A Korea Herald article by Lee Woo-young ("British artist brings two celebrated Korean writers into his world," May 24, 2012) caught my attention yesterday, for it introduced me to the British artist Billy Childish, whose painting of the Korean novelist Yi Kwang-su is reproduced above. The article tells us:
The multi-talented British artist Billy Childish sheds new light on . . . Yi Kwang-su . . . at his first exhibition in Seoul . . . . Studying the . . . literary works and life, Childish has translated the . . . artistic agonies into [a portrait] . . . . Childish . . . has captured the suffering [that] the [writer] . . . might have endured during the turbulent years of the late Joseon period and the Japanese colonial era between the late 1890s and 1945.

"Yi Kwang-su's life seems to be very much like that of some important European writers who have been at first uplifted, then dropped for their supposed collaboration with an occupying enemy -- I'm thinking of L.F. Celine, and Knut Hamsun in particular. I love those writers, and Yi Kwang-su seems to be a parallel," Childish said.

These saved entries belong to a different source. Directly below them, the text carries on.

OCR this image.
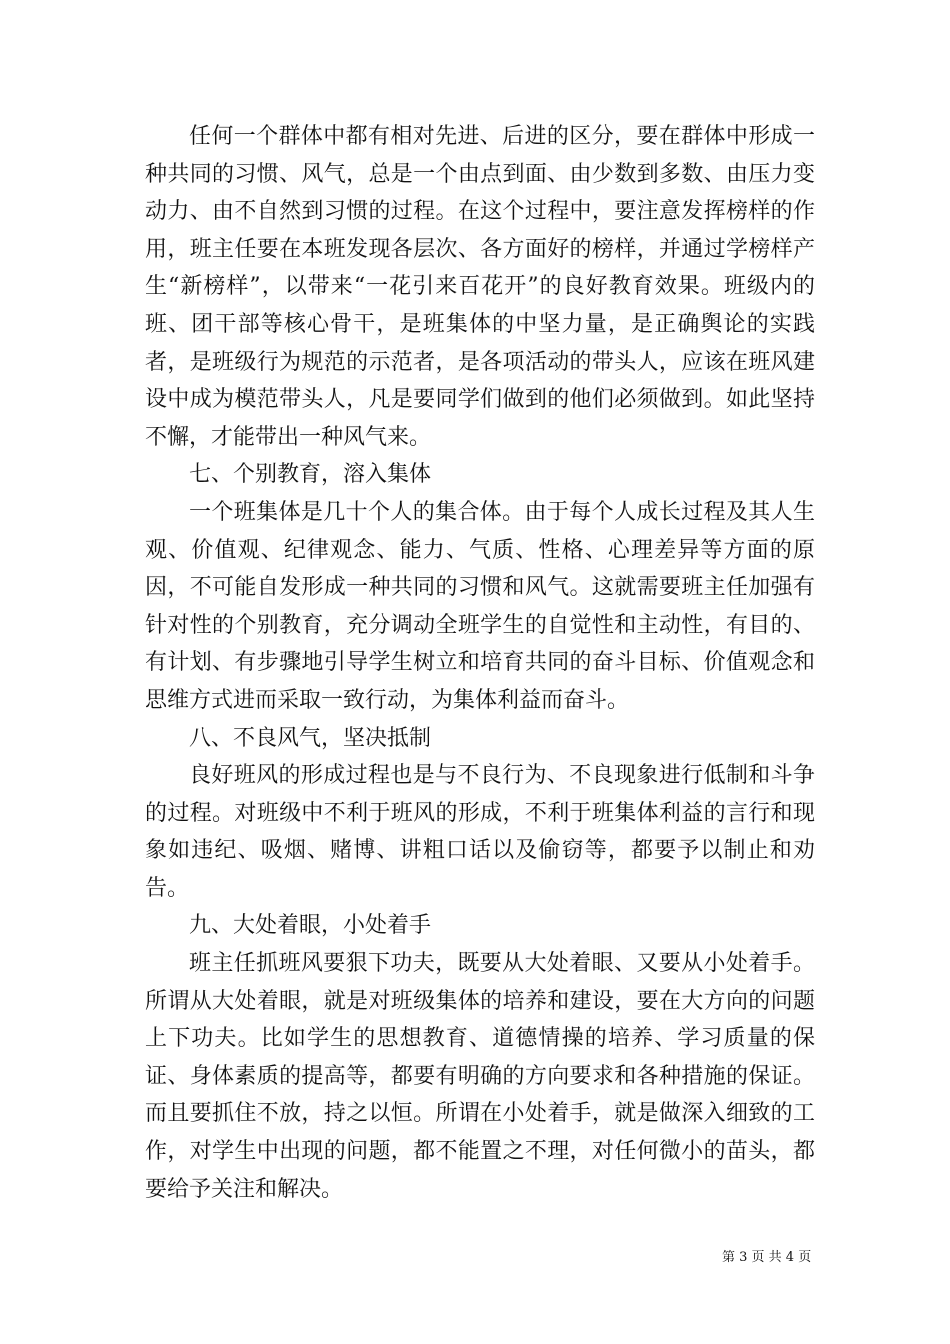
任何一个群体中都有相对先进、后进的区分，要在群体中形成一种共同的习惯、风气，总是一个由点到面、由少数到多数、由压力变动力、由不自然到习惯的过程。在这个过程中，要注意发挥榜样的作用，班主任要在本班发现各层次、各方面好的榜样，并通过学榜样产生“新榜样”，以带来“一花引来百花开”的良好教育效果。班级内的班、团干部等核心骨干，是班集体的中坚力量，是正确舆论的实践者，是班级行为规范的示范者，是各项活动的带头人，应该在班风建设中成为模范带头人，凡是要同学们做到的他们必须做到。如此坚持不懈，才能带出一种风气来。

七、个别教育，溶入集体

一个班集体是几十个人的集合体。由于每个人成长过程及其人生观、价值观、纪律观念、能力、气质、性格、心理差异等方面的原因，不可能自发形成一种共同的习惯和风气。这就需要班主任加强有针对性的个别教育，充分调动全班学生的自觉性和主动性，有目的、有计划、有步骤地引导学生树立和培育共同的奋斗目标、价值观念和思维方式进而采取一致行动，为集体利益而奋斗。

八、不良风气，坚决抵制

良好班风的形成过程也是与不良行为、不良现象进行低制和斗争的过程。对班级中不利于班风的形成，不利于班集体利益的言行和现象如违纪、吸烟、赌博、讲粗口话以及偷窃等，都要予以制止和劝告。

九、大处着眼，小处着手

班主任抓班风要狠下功夫，既要从大处着眼、又要从小处着手。所谓从大处着眼，就是对班级集体的培养和建设，要在大方向的问题上下功夫。比如学生的思想教育、道德情操的培养、学习质量的保证、身体素质的提高等，都要有明确的方向要求和各种措施的保证。而且要抓住不放，持之以恒。所谓在小处着手，就是做深入细致的工作，对学生中出现的问题，都不能置之不理，对任何微小的苗头，都要给予关注和解决。

第 3 页 共 4 页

Yi Kwang-su is famous for his novel "Heartless," regarded as Korea's first modern work of fiction. But he was at the same time criticized as pro-Japanese during Japanese rule.

This grabbed my attention because my wife and I translated Yi Kwang-su's novel The Soil on a grant from the Korea Literature Translation Institute (KLTI) over a year ago, and the effort got me interested in this novelist . . . not that I know very much about the man. The exhibition of the portrait and other works by Childish looks interesting, and I might try to go if I can find time by June 3, closing date for the exhibition, "Strange Bravery," at the Gallery Hyundai in Jongno, Seoul.

As for our translation of The Soil, it received some encouraging words from one of the judges, who wrote, "The translator is a master of the English style," but we don't know if any publishers in the States see a market for this novel in the English-speaking world, though the KLTI seeks publishers of novels translated on its grants.